Gladstonian Liberalism is a political doctrine named after the British Victorian Prime Minister and leader of the Liberal Party, William Ewart Gladstone. Gladstonian Liberalism consisted of limited government expenditure and low taxation whilst making sure government had balanced budgets. Gladstonian Liberalism also emphasised free trade, little government intervention in the economy and equality of opportunity through institutional reform. It is referred to as Classical Liberalism or Laissez Faire liberalism in the UK.

Gladstonian financial rectitude had a partial lasting impact on British politics and the historian John Vincent contends that under Lord Salisbury's premiership, he "left Britain's low tax, low cost, low growth economy, with its Gladstonian finance and its free trade dogmas, and no conscript army, exactly as he had found it...Salisbury reigned, but Gladstone ruled."[1]

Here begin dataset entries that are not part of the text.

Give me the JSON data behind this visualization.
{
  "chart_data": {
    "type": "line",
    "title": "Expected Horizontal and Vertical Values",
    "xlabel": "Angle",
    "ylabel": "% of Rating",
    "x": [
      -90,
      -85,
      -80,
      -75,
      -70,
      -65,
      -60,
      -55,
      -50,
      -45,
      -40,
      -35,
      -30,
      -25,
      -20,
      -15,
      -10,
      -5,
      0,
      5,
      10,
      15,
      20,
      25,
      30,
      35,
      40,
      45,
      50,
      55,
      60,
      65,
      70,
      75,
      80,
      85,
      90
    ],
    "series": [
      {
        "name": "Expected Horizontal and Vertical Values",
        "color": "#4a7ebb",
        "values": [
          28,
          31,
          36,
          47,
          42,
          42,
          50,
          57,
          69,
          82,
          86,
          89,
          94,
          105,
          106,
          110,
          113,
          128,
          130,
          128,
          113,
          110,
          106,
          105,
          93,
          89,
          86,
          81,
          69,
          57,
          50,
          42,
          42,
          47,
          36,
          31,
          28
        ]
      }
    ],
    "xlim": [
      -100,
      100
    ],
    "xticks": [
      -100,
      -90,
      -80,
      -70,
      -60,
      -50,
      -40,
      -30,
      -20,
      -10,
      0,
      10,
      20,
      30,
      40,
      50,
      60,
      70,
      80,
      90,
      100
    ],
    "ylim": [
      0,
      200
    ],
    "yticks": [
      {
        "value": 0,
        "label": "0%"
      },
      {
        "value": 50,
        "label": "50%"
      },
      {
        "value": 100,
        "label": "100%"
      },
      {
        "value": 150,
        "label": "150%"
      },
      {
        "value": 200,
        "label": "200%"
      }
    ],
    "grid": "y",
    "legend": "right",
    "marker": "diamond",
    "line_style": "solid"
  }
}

However in the early twentieth-century the Liberal Party began to move away from Gladstonian Liberalism and instead developed new policies based on New Liberalism (or what Gladstone called "constructionism"). The Liberal government of 1906-1914 is noted for its social reforms and these included old age pensions and National Insurance. Taxation and public expenditure was also increased and New Liberal ideas led to David Lloyd George's People's Budget of 1909-10.

The first Labour Chancellor of the Exchequer, Philip Snowden, had Gladstonian Liberal economic views. This was demonstrated in his first Budget in 1924; government expenditure was curtailed, taxes were lowered and duties on tea, coffee, cocoa and sugar were reduced. A. J. P. Taylor has written that this budget "would have delighted the heart of Gladstone."[2] Ernest Bevin remarked upon becoming Minister of Labour in 1940: "They say that Gladstone was at the Treasury from 1860 to 1930".

Notes

  1. ^ John Vincent, 'Reigning not ruling', The Spectator, 24 July, 1999.
  2. ^ A. J. P. Taylor, English History, 1914-1945 (OUP, 1990), p. 212.